I know, but lets say texture streaming/RTX IO etc. become a thing, will it actually load the drive enough to throttle?
Only if it's a significant contribution.
To take full advantage of sequential speeds, games have to be architected in a way so it'll benefit from whatever an SSD needs to max it out. Since that seems to be 8+ threads at 1MB working size, I doubt it'll get anywhere near there even if it's well optimized.
Sequentials for loading speeds is basically a fantasy. Actually considering even most file transfers aren't pure sequentials with large files, even that's a fantasy.
Optane would have been a boon if they continued it. Except new technologies like that suffer from chicken and egg problem regarding volume and cost. Volume is low, so costs are high, so volume is low so costs and high and on and on.

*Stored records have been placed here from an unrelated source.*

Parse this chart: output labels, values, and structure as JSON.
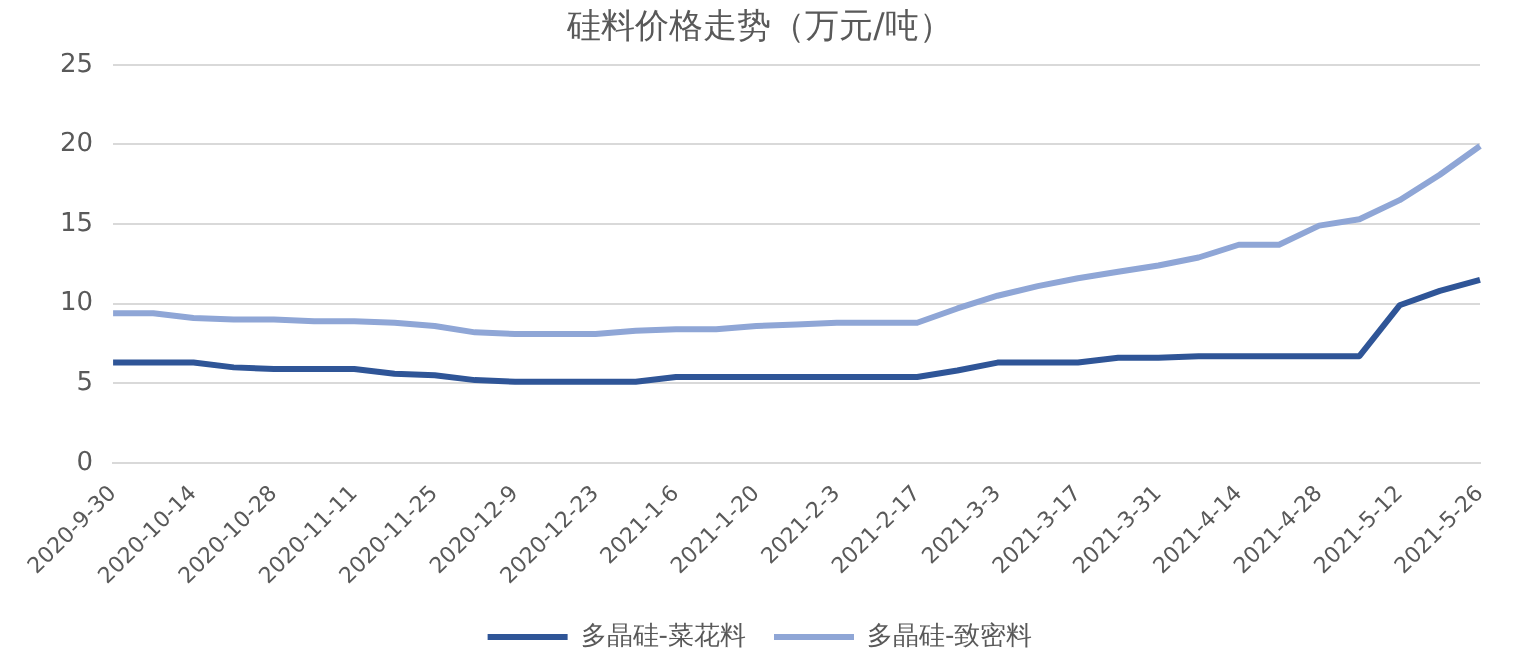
{
  "chart_data": {
    "type": "line",
    "title": "硅料价格走势（万元/吨）",
    "categories": [
      "2020-9-30",
      null,
      "2020-10-14",
      null,
      "2020-10-28",
      null,
      "2020-11-11",
      null,
      "2020-11-25",
      null,
      "2020-12-9",
      null,
      "2020-12-23",
      null,
      "2021-1-6",
      null,
      "2021-1-20",
      null,
      "2021-2-3",
      null,
      "2021-2-17",
      null,
      "2021-3-3",
      null,
      "2021-3-17",
      null,
      "2021-3-31",
      null,
      "2021-4-14",
      null,
      "2021-4-28",
      null,
      "2021-5-12",
      null,
      "2021-5-26"
    ],
    "series": [
      {
        "name": "多晶硅-菜花料",
        "color": "#2f5597",
        "values": [
          6.3,
          6.3,
          6.3,
          6.0,
          5.9,
          5.9,
          5.9,
          5.6,
          5.5,
          5.2,
          5.1,
          5.1,
          5.1,
          5.1,
          5.4,
          5.4,
          5.4,
          5.4,
          5.4,
          5.4,
          5.4,
          5.8,
          6.3,
          6.3,
          6.3,
          6.6,
          6.6,
          6.7,
          6.7,
          6.7,
          6.7,
          6.7,
          9.9,
          10.8,
          11.5
        ]
      },
      {
        "name": "多晶硅-致密料",
        "color": "#8fa6d6",
        "values": [
          9.4,
          9.4,
          9.1,
          9.0,
          9.0,
          8.9,
          8.9,
          8.8,
          8.6,
          8.2,
          8.1,
          8.1,
          8.1,
          8.3,
          8.4,
          8.4,
          8.6,
          8.7,
          8.8,
          8.8,
          8.8,
          9.7,
          10.5,
          11.1,
          11.6,
          12.0,
          12.4,
          12.9,
          13.7,
          13.7,
          14.9,
          15.3,
          16.5,
          18.1,
          19.9
        ]
      }
    ],
    "ylim": [
      0,
      25
    ],
    "yticks": [
      0,
      5,
      10,
      15,
      20,
      25
    ],
    "grid": "y",
    "legend": "bottom",
    "marker": "none",
    "line_style": "solid"
  }
}
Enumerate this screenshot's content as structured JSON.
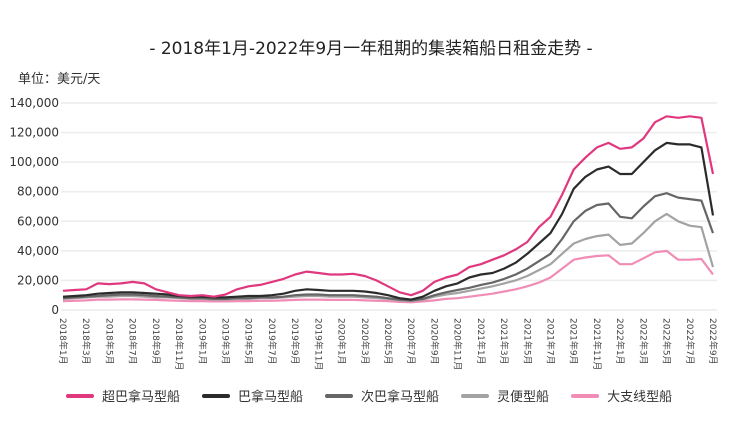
{
  "chart_data": {
    "type": "line",
    "title": "- 2018年1月-2022年9月一年租期的集装箱船日租金走势 -",
    "ylabel": "单位：美元/天",
    "ylim": [
      0,
      140000
    ],
    "yticks": [
      "0",
      "20,000",
      "40,000",
      "60,000",
      "80,000",
      "100,000",
      "120,000",
      "140,000"
    ],
    "xticks": [
      "2018年1月",
      "2018年3月",
      "2018年5月",
      "2018年7月",
      "2018年9月",
      "2018年11月",
      "2019年1月",
      "2019年3月",
      "2019年5月",
      "2019年7月",
      "2019年9月",
      "2019年11月",
      "2020年1月",
      "2020年3月",
      "2020年5月",
      "2020年7月",
      "2020年9月",
      "2020年11月",
      "2021年1月",
      "2021年3月",
      "2021年5月",
      "2021年7月",
      "2021年9月",
      "2021年11月",
      "2022年1月",
      "2022年3月",
      "2022年5月",
      "2022年7月",
      "2022年9月"
    ],
    "grid": true,
    "legend": "bottom",
    "series": [
      {
        "name": "超巴拿马型船",
        "color": "#e0387e",
        "values": [
          13000,
          13500,
          14000,
          18000,
          17500,
          18000,
          19000,
          18000,
          14000,
          12000,
          10000,
          9500,
          10000,
          9000,
          10500,
          14000,
          16000,
          17000,
          19000,
          21000,
          24000,
          26000,
          25000,
          24000,
          24000,
          24500,
          23000,
          20000,
          16000,
          12000,
          10000,
          13000,
          19000,
          22000,
          24000,
          29000,
          31000,
          34000,
          37000,
          41000,
          46000,
          56000,
          63000,
          78000,
          95000,
          103000,
          110000,
          113000,
          109000,
          110000,
          116000,
          127000,
          131000,
          130000,
          131000,
          130000,
          92000
        ]
      },
      {
        "name": "巴拿马型船",
        "color": "#2b2b2b",
        "values": [
          9000,
          9500,
          10000,
          11000,
          11500,
          12000,
          12000,
          11500,
          11000,
          10500,
          9500,
          9000,
          9000,
          8500,
          8500,
          9000,
          9500,
          9500,
          10000,
          11000,
          13000,
          14000,
          13500,
          13000,
          13000,
          13000,
          12500,
          11500,
          10000,
          8000,
          7000,
          9000,
          13000,
          16000,
          18000,
          22000,
          24000,
          25000,
          28000,
          32000,
          38000,
          45000,
          52000,
          65000,
          82000,
          90000,
          95000,
          97000,
          92000,
          92000,
          100000,
          108000,
          113000,
          112000,
          112000,
          110000,
          64000
        ]
      },
      {
        "name": "次巴拿马型船",
        "color": "#666666",
        "values": [
          8000,
          8500,
          9000,
          9500,
          10000,
          10500,
          10500,
          10000,
          9500,
          9000,
          8500,
          8000,
          8000,
          7500,
          7500,
          8000,
          8000,
          8500,
          8500,
          9000,
          10000,
          10500,
          10500,
          10000,
          10000,
          10000,
          9500,
          9000,
          8000,
          7000,
          6500,
          7500,
          10000,
          12000,
          13500,
          15000,
          17000,
          18500,
          21000,
          24000,
          28000,
          33000,
          38000,
          48000,
          60000,
          67000,
          71000,
          72000,
          63000,
          62000,
          70000,
          77000,
          79000,
          76000,
          75000,
          74000,
          52000
        ]
      },
      {
        "name": "灵便型船",
        "color": "#a3a3a3",
        "values": [
          7500,
          8000,
          8500,
          9000,
          9000,
          9500,
          9500,
          9000,
          8500,
          8500,
          8000,
          7500,
          7500,
          7000,
          7000,
          7500,
          7500,
          8000,
          8000,
          8500,
          9000,
          9500,
          9500,
          9000,
          9000,
          9000,
          8500,
          8000,
          7500,
          6500,
          6000,
          7000,
          9000,
          10500,
          11500,
          13000,
          14500,
          16000,
          18000,
          20000,
          23000,
          27000,
          31000,
          38000,
          45000,
          48000,
          50000,
          51000,
          44000,
          45000,
          52000,
          60000,
          65000,
          60000,
          57000,
          56000,
          29000
        ]
      },
      {
        "name": "大支线型船",
        "color": "#f08cb5",
        "values": [
          6000,
          6200,
          6500,
          7000,
          7000,
          7200,
          7200,
          7000,
          6800,
          6500,
          6200,
          6000,
          6000,
          5800,
          5800,
          6000,
          6000,
          6200,
          6200,
          6500,
          6800,
          7000,
          7000,
          6800,
          6800,
          6800,
          6500,
          6200,
          6000,
          5500,
          5200,
          5800,
          6500,
          7500,
          8000,
          9000,
          10000,
          11000,
          12500,
          14000,
          16000,
          18500,
          22000,
          28000,
          34000,
          35500,
          36500,
          37000,
          31000,
          31000,
          35000,
          39000,
          40000,
          34000,
          34000,
          34500,
          24000
        ]
      }
    ]
  }
}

One analyst said that Optane needed to get within 10x of the volume of DRAM to realize it's full potential, while making the inventor money. Leakers have said that Intel barely made money on the 905P SSD that cost $1000 for 480GB so that should give you a clue.
True, I think their strategy could have been better. But with Gelsinger at the helm, any memory-related ventures would have died. He was mentored under Andy Grove, who's famous for turning Intel around by changing it from a memory(DRAM) centric business to a MPU focused one.
Pat "I never want to be in memory" Gelsinger.